In the wake of University of Alabama at Birmingham’s decision to disband its football team, it seems unlikely that the Blazers will be selected to only their second bowl in team history. But bowl organizers would be missing out on a huge opportunity by ignoring the team.
UAB is ineligible for any of Conference USA’s five affiliated bowls because it finished sixth in the conference. And with only 76 bowl berths for 79 eligible teams – wins by Oklahoma State and Temple this weekend would push that to 81 – several teams won’t be rewarded, and UAB may be the first to go. According to ESPN’s Brett McMurphy, “no one will touch [UAB] with what’s going on with the program since other options exist.”
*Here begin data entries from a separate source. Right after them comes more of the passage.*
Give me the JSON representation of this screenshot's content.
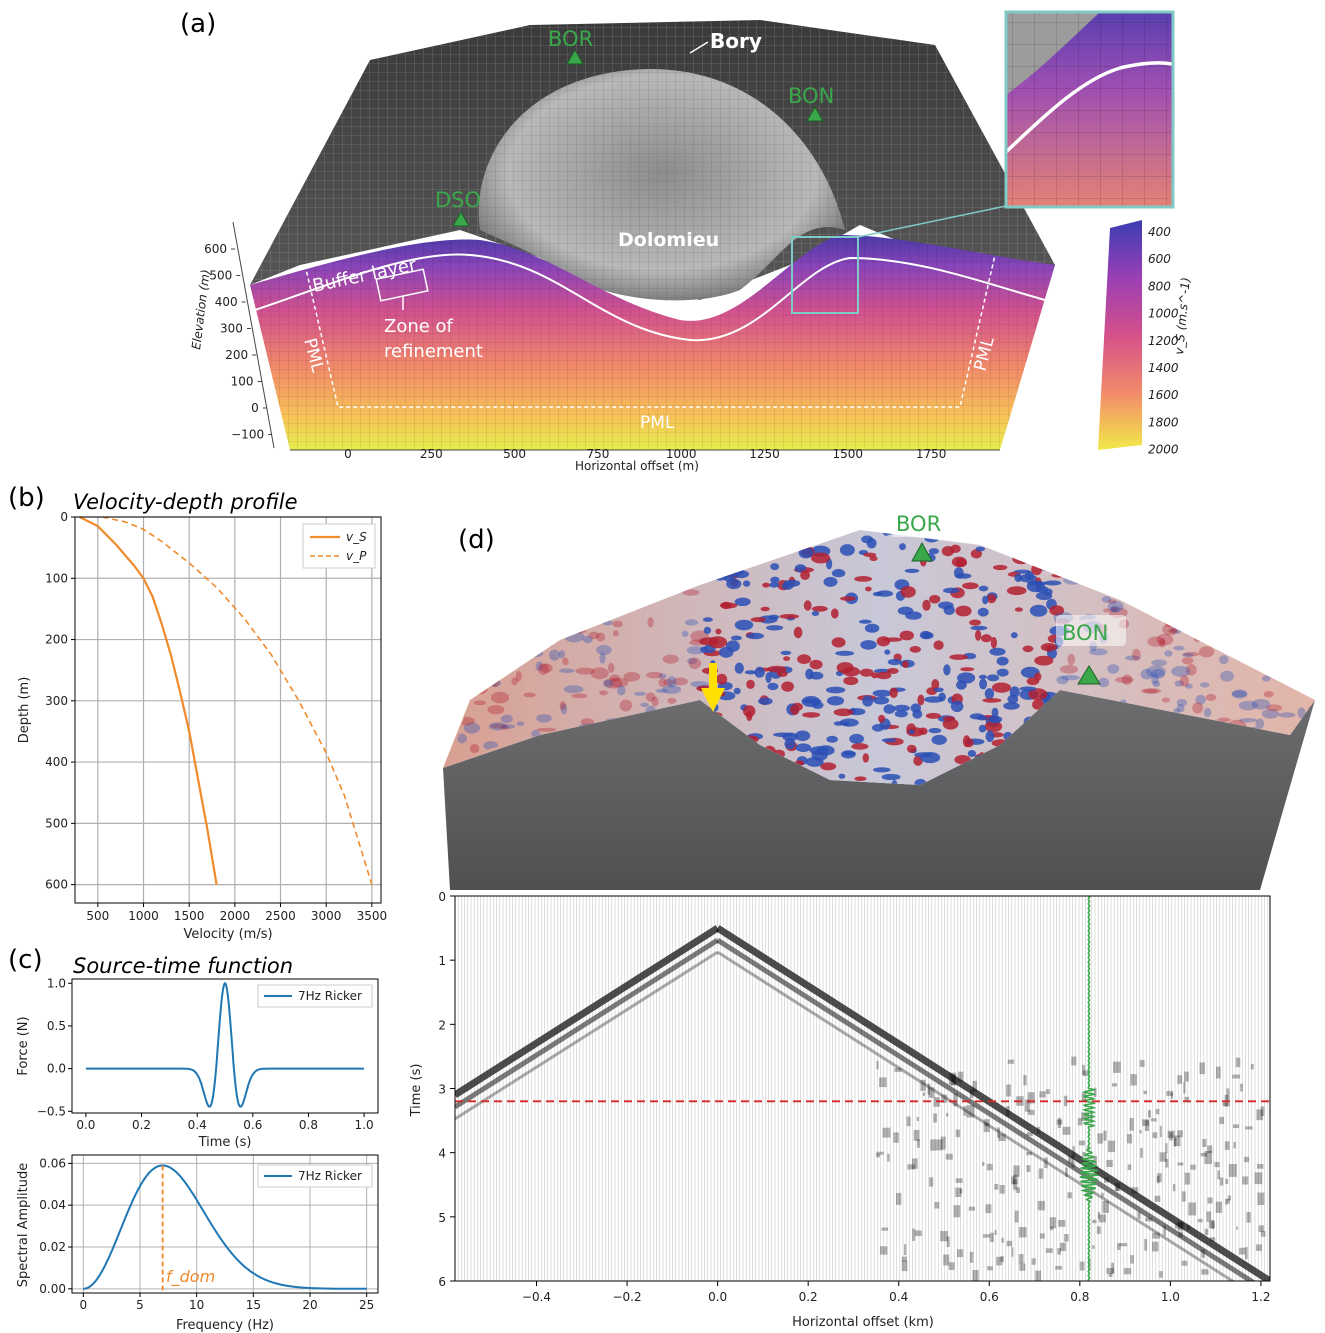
{
  "panels": {
    "a": {
      "label": "(a)",
      "stations": [
        "BOR",
        "BON",
        "DSO"
      ],
      "features": {
        "bory": "Bory",
        "dolomieu": "Dolomieu",
        "buffer": "Buffer layer",
        "zone1": "Zone of",
        "zone2": "refinement",
        "pml": "PML"
      },
      "y_axis_label": "Elevation (m)",
      "y_ticks": [
        "600",
        "500",
        "400",
        "300",
        "200",
        "100",
        "0",
        "−100"
      ],
      "x_axis_label": "Horizontal offset (m)",
      "x_ticks": [
        "0",
        "250",
        "500",
        "750",
        "1000",
        "1250",
        "1500",
        "1750"
      ],
      "colorbar_label": "v_S (m.s^-1)",
      "colorbar_ticks": [
        "400",
        "600",
        "800",
        "1000",
        "1200",
        "1400",
        "1600",
        "1800",
        "2000"
      ]
    },
    "b": {
      "label": "(b)",
      "title": "Velocity-depth profile",
      "xlabel": "Velocity (m/s)",
      "ylabel": "Depth (m)",
      "legend": [
        "v_S",
        "v_P"
      ]
    },
    "c": {
      "label": "(c)",
      "title": "Source-time function",
      "top": {
        "xlabel": "Time (s)",
        "ylabel": "Force (N)",
        "legend": "7Hz Ricker"
      },
      "bottom": {
        "xlabel": "Frequency (Hz)",
        "ylabel": "Spectral Amplitude",
        "legend": "7Hz Ricker",
        "annotation": "f_dom"
      }
    },
    "d": {
      "label": "(d)",
      "stations": [
        "BOR",
        "BON"
      ],
      "xlabel": "Horizontal offset (km)",
      "ylabel": "Time (s)"
    }
  },
  "colors": {
    "vs_line": "#f08a2b",
    "ricker": "#1f77b4",
    "station": "#3aa84a",
    "red_dash": "#d62728"
  },
  "chart_data": [
    {
      "type": "line",
      "panel": "b",
      "xlim": [
        250,
        3600
      ],
      "ylim": [
        0,
        630
      ],
      "y_inverted": true,
      "x_ticks": [
        500,
        1000,
        1500,
        2000,
        2500,
        3000,
        3500
      ],
      "y_ticks": [
        0,
        100,
        200,
        300,
        400,
        500,
        600
      ],
      "grid": true,
      "legend_position": "top-right",
      "series": [
        {
          "name": "v_S",
          "style": "solid",
          "x": [
            300,
            500,
            700,
            900,
            1000,
            1100,
            1200,
            1300,
            1400,
            1500,
            1600,
            1700,
            1800
          ],
          "y": [
            0,
            15,
            45,
            80,
            100,
            130,
            175,
            225,
            285,
            350,
            430,
            510,
            600
          ]
        },
        {
          "name": "v_P",
          "style": "dashed",
          "x": [
            550,
            800,
            1000,
            1200,
            1500,
            1800,
            2100,
            2400,
            2700,
            3000,
            3200,
            3500
          ],
          "y": [
            0,
            8,
            20,
            40,
            75,
            115,
            165,
            225,
            300,
            385,
            455,
            600
          ]
        }
      ]
    },
    {
      "type": "line",
      "panel": "c-top",
      "xlim": [
        -0.05,
        1.05
      ],
      "ylim": [
        -0.52,
        1.05
      ],
      "x_ticks": [
        0.0,
        0.2,
        0.4,
        0.6,
        0.8,
        1.0
      ],
      "y_ticks": [
        -0.5,
        0.0,
        0.5,
        1.0
      ],
      "grid": false,
      "legend_position": "top-right",
      "series": [
        {
          "name": "7Hz Ricker",
          "function": "ricker",
          "f0_hz": 7,
          "t0_s": 0.5,
          "x_range": [
            0,
            1
          ]
        }
      ]
    },
    {
      "type": "line",
      "panel": "c-bottom",
      "xlim": [
        -1,
        26
      ],
      "ylim": [
        -0.002,
        0.064
      ],
      "x_ticks": [
        0,
        5,
        10,
        15,
        20,
        25
      ],
      "y_ticks": [
        0.0,
        0.02,
        0.04,
        0.06
      ],
      "grid": true,
      "legend_position": "top-right",
      "dominant_frequency_hz": 7,
      "series": [
        {
          "name": "7Hz Ricker",
          "function": "ricker_spectrum",
          "f0_hz": 7,
          "peak": 0.059,
          "x_range": [
            0,
            25
          ]
        }
      ]
    },
    {
      "type": "heatmap",
      "panel": "d-seismogram",
      "xlim": [
        -0.58,
        1.22
      ],
      "ylim": [
        0,
        6
      ],
      "y_inverted": true,
      "x_ticks": [
        -0.4,
        -0.2,
        0.0,
        0.2,
        0.4,
        0.6,
        0.8,
        1.0,
        1.2
      ],
      "y_ticks": [
        0,
        1,
        2,
        3,
        4,
        5,
        6
      ],
      "source_offset_km": 0.0,
      "first_arrival_time_s": 0.5,
      "highlight_trace_km": 0.82,
      "red_dash_time_s": 3.2
    }
  ]
}
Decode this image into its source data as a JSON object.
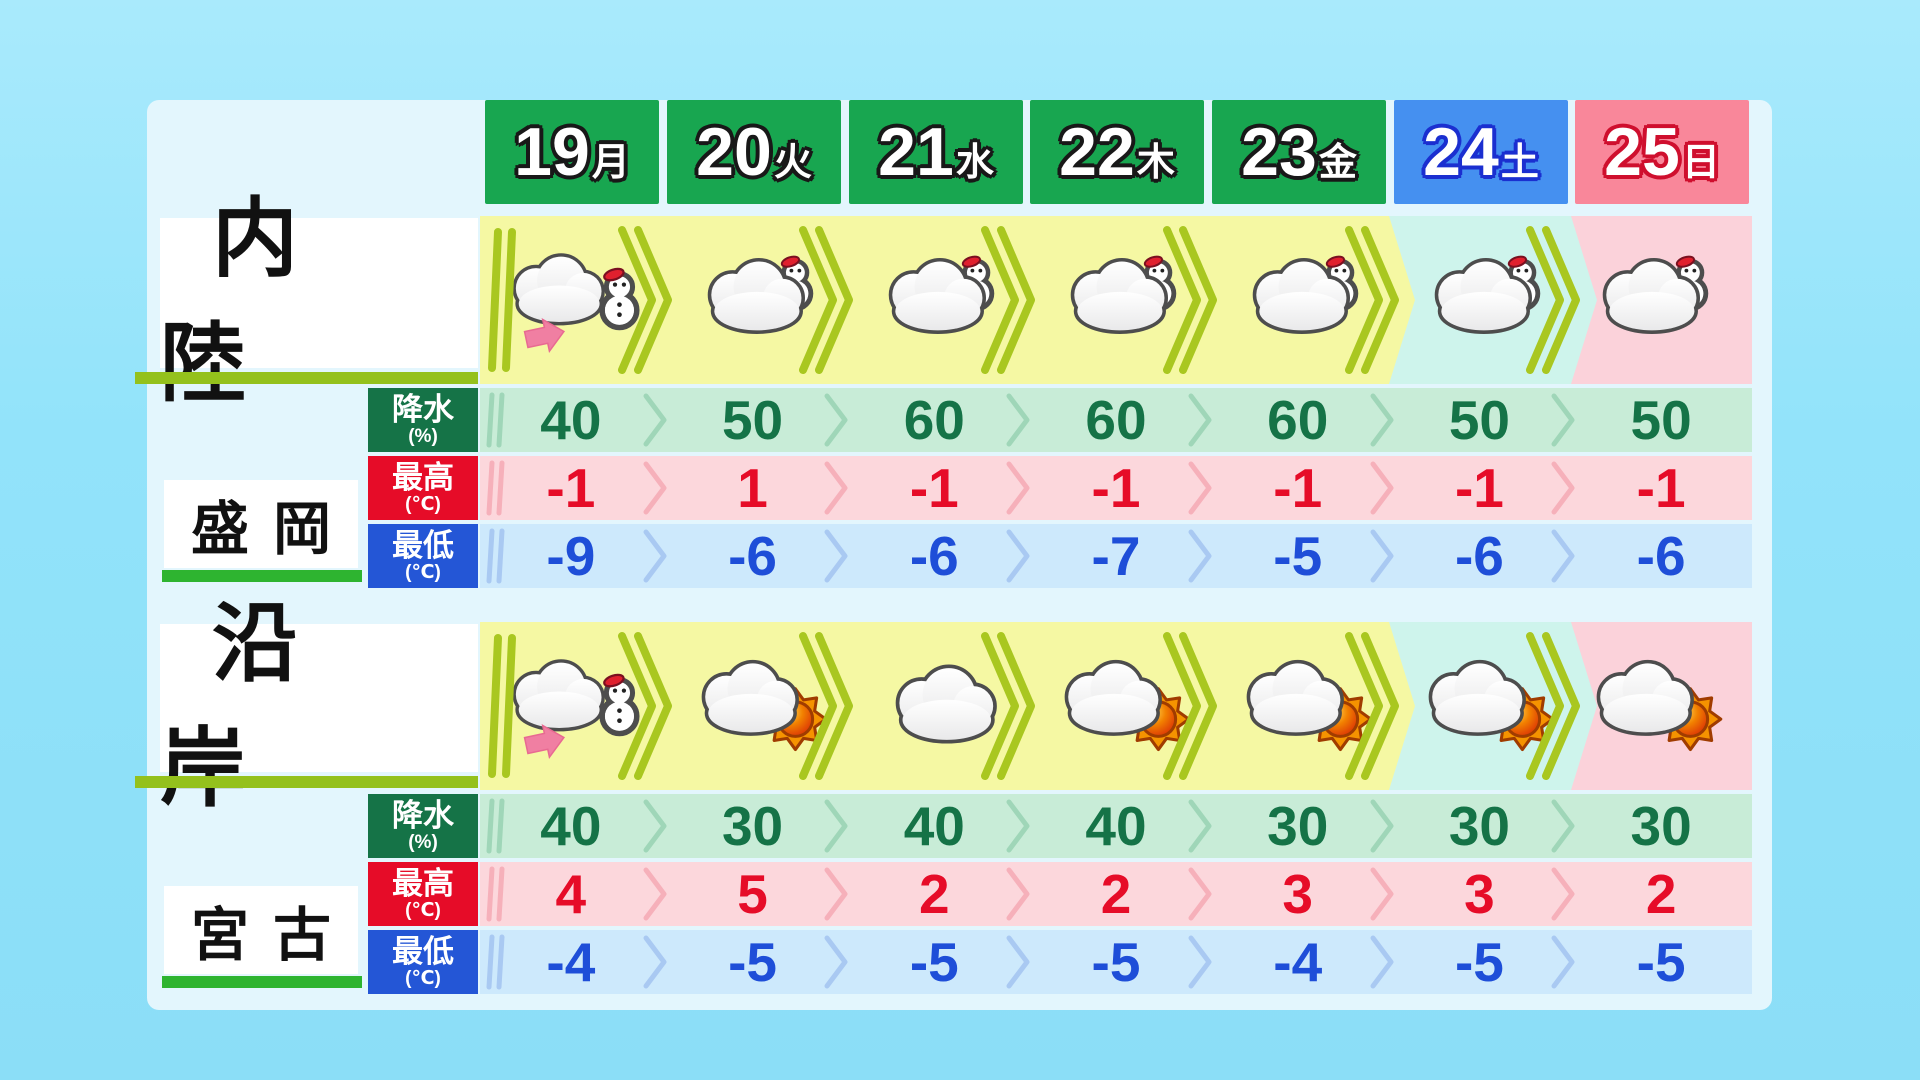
{
  "chart_data": {
    "type": "table",
    "columns": [
      {
        "date": 19,
        "dow": "月"
      },
      {
        "date": 20,
        "dow": "火"
      },
      {
        "date": 21,
        "dow": "水"
      },
      {
        "date": 22,
        "dow": "木"
      },
      {
        "date": 23,
        "dow": "金"
      },
      {
        "date": 24,
        "dow": "土"
      },
      {
        "date": 25,
        "dow": "日"
      }
    ],
    "sections": [
      {
        "region": "内陸",
        "city": "盛岡",
        "icons": [
          "cloud-snowman-arrow",
          "cloud-snowman",
          "cloud-snowman",
          "cloud-snowman",
          "cloud-snowman",
          "cloud-snowman",
          "cloud-snowman"
        ],
        "precipitation_pct": [
          40,
          50,
          60,
          60,
          60,
          50,
          50
        ],
        "high_c": [
          -1,
          1,
          -1,
          -1,
          -1,
          -1,
          -1
        ],
        "low_c": [
          -9,
          -6,
          -6,
          -7,
          -5,
          -6,
          -6
        ]
      },
      {
        "region": "沿岸",
        "city": "宮古",
        "icons": [
          "cloud-snowman-arrow",
          "cloud-sun",
          "cloud",
          "cloud-sun",
          "cloud-sun",
          "cloud-sun",
          "cloud-sun"
        ],
        "precipitation_pct": [
          40,
          30,
          40,
          40,
          30,
          30,
          30
        ],
        "high_c": [
          4,
          5,
          2,
          2,
          3,
          3,
          2
        ],
        "low_c": [
          -4,
          -5,
          -5,
          -5,
          -4,
          -5,
          -5
        ]
      }
    ]
  },
  "row_labels": {
    "precip": "降水",
    "precip_unit": "(%)",
    "high": "最高",
    "high_unit": "(℃)",
    "low": "最低",
    "low_unit": "(℃)"
  },
  "colors": {
    "background": "#92e3fa",
    "panel": "#e3f6fd",
    "header_weekday": "#18a650",
    "header_saturday": "#4590f0",
    "header_sunday": "#f9879a",
    "icon_band_weekday": "#f5f8a3",
    "icon_band_saturday": "#cef4ec",
    "icon_band_sunday": "#fbd2da",
    "precip_band": "#c8ecd7",
    "precip_text": "#157347",
    "high_band": "#fcd7dc",
    "high_text": "#e60c28",
    "low_band": "#cde9fc",
    "low_text": "#1e4ed8",
    "region_underline": "#94c11c",
    "city_underline": "#2eb430",
    "chevron_icon_band": "#a9c720"
  }
}
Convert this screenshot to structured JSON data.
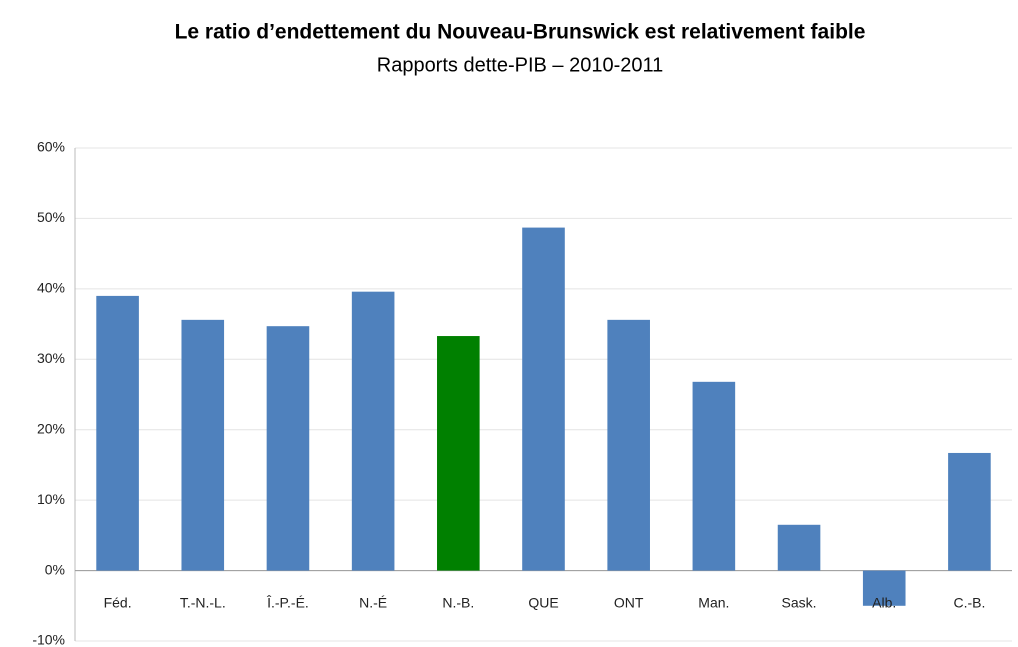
{
  "chart_data": {
    "type": "bar",
    "title": "Le ratio d’endettement du Nouveau-Brunswick est relativement faible",
    "subtitle": "Rapports dette-PIB – 2010-2011",
    "categories": [
      "Féd.",
      "T.-N.-L.",
      "Î.-P.-É.",
      "N.-É",
      "N.-B.",
      "QUE",
      "ONT",
      "Man.",
      "Sask.",
      "Alb.",
      "C.-B."
    ],
    "values": [
      39.0,
      35.6,
      34.7,
      39.6,
      33.3,
      48.7,
      35.6,
      26.8,
      6.5,
      -5.0,
      16.7
    ],
    "colors": [
      "#4f81bd",
      "#4f81bd",
      "#4f81bd",
      "#4f81bd",
      "#008000",
      "#4f81bd",
      "#4f81bd",
      "#4f81bd",
      "#4f81bd",
      "#4f81bd",
      "#4f81bd"
    ],
    "ylim": [
      -10,
      60
    ],
    "yticks": [
      {
        "value": -10,
        "label": "-10%"
      },
      {
        "value": 0,
        "label": "0%"
      },
      {
        "value": 10,
        "label": "10%"
      },
      {
        "value": 20,
        "label": "20%"
      },
      {
        "value": 30,
        "label": "30%"
      },
      {
        "value": 40,
        "label": "40%"
      },
      {
        "value": 50,
        "label": "50%"
      },
      {
        "value": 60,
        "label": "60%"
      }
    ],
    "grid": true
  }
}
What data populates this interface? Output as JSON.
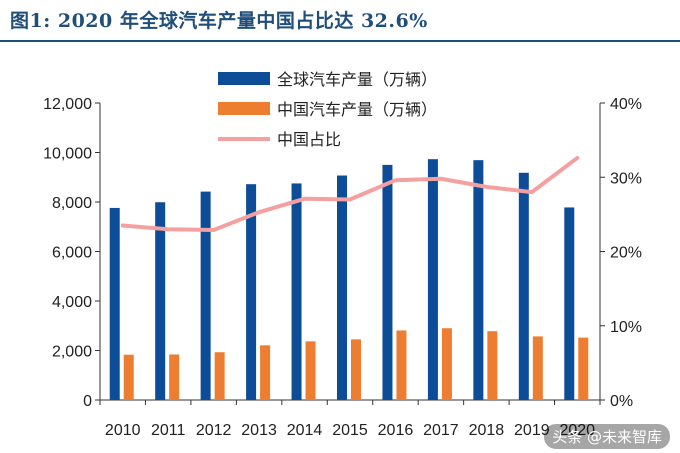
{
  "title": "图1: 2020 年全球汽车产量中国占比达 32.6%",
  "watermark": "头条 @未来智库",
  "colors": {
    "global": "#0d4c97",
    "china": "#ed7d31",
    "share": "#f4a0a0",
    "title": "#1f4e79"
  },
  "chart_data": {
    "type": "bar",
    "categories": [
      "2010",
      "2011",
      "2012",
      "2013",
      "2014",
      "2015",
      "2016",
      "2017",
      "2018",
      "2019",
      "2020"
    ],
    "series": [
      {
        "name": "全球汽车产量（万辆）",
        "type": "bar",
        "axis": "left",
        "values": [
          7760,
          7990,
          8420,
          8720,
          8750,
          9070,
          9500,
          9730,
          9690,
          9180,
          7780
        ]
      },
      {
        "name": "中国汽车产量（万辆）",
        "type": "bar",
        "axis": "left",
        "values": [
          1830,
          1840,
          1930,
          2210,
          2370,
          2450,
          2810,
          2900,
          2780,
          2570,
          2520
        ]
      },
      {
        "name": "中国占比",
        "type": "line",
        "axis": "right",
        "values": [
          23.5,
          23.0,
          22.9,
          25.3,
          27.1,
          27.0,
          29.6,
          29.8,
          28.7,
          28.0,
          32.6
        ]
      }
    ],
    "left_axis": {
      "ylim": [
        0,
        12000
      ],
      "ticks": [
        "0",
        "2,000",
        "4,000",
        "6,000",
        "8,000",
        "10,000",
        "12,000"
      ]
    },
    "right_axis": {
      "ylim": [
        0,
        40
      ],
      "ticks": [
        "0%",
        "10%",
        "20%",
        "30%",
        "40%"
      ]
    },
    "legend": "top-center",
    "grid": false
  }
}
Bowls thrive on ticket revenue, which accounted for 34 percent of gross receipts for the 2012-13 bowls. That means bowls are inclined to choose either regional teams or schools with fan bases that travel well. According to Wright Waters, executive director of the Football Bowls Association, “Bowls do better with teams that go regionally, teams that have compelling matchups, and teams that are hungry.”
So though Oklahoma State may finish no better than UAB’s 6-6 record, its popularity and strong fan base makes it more appealing to bowl organizers than a UAB team that is being disbanded and netted an FBS-low attendance rate of 10,000 fans per game in 2013. But try telling that to UAB’s players.
Oddly, UAB’s historically poor attendance should be a non-issue for bowls. The program’s dissolution has generated national attention with a number of non-UAB athletes showing their support. UAB fans would most likely turn out to a bowl game to wish their team farewell, and what seats they don’t buy would almost certainly be picked up by outside observers curious to see the program’s last game.
In 1995, the last time a school dissolved its football program, the University of Pacific finished its final season out of bowl contention at an abysmal 3-8, and the decision to drop football was made after the final game. Dissolving a bowl-eligible team is an unprecedented situation, meaning it’s unclear what kind of ticket revenue a program’s final game could generate. But we know UAB would be able to sell tickets: UAB’s attendance drastically improved this season, likely a result of the team’s early success and the attention that potential disbandment brought.
Bowls are business ventures, so organizers won’t be won over solely by emotional stories. However, it could be financially advantageous for a small, local bowl – the new 25,000-seat Camellia Bowl in Montgomery, Ala., for example – to bank on UAB’s national interest and give the team one last game.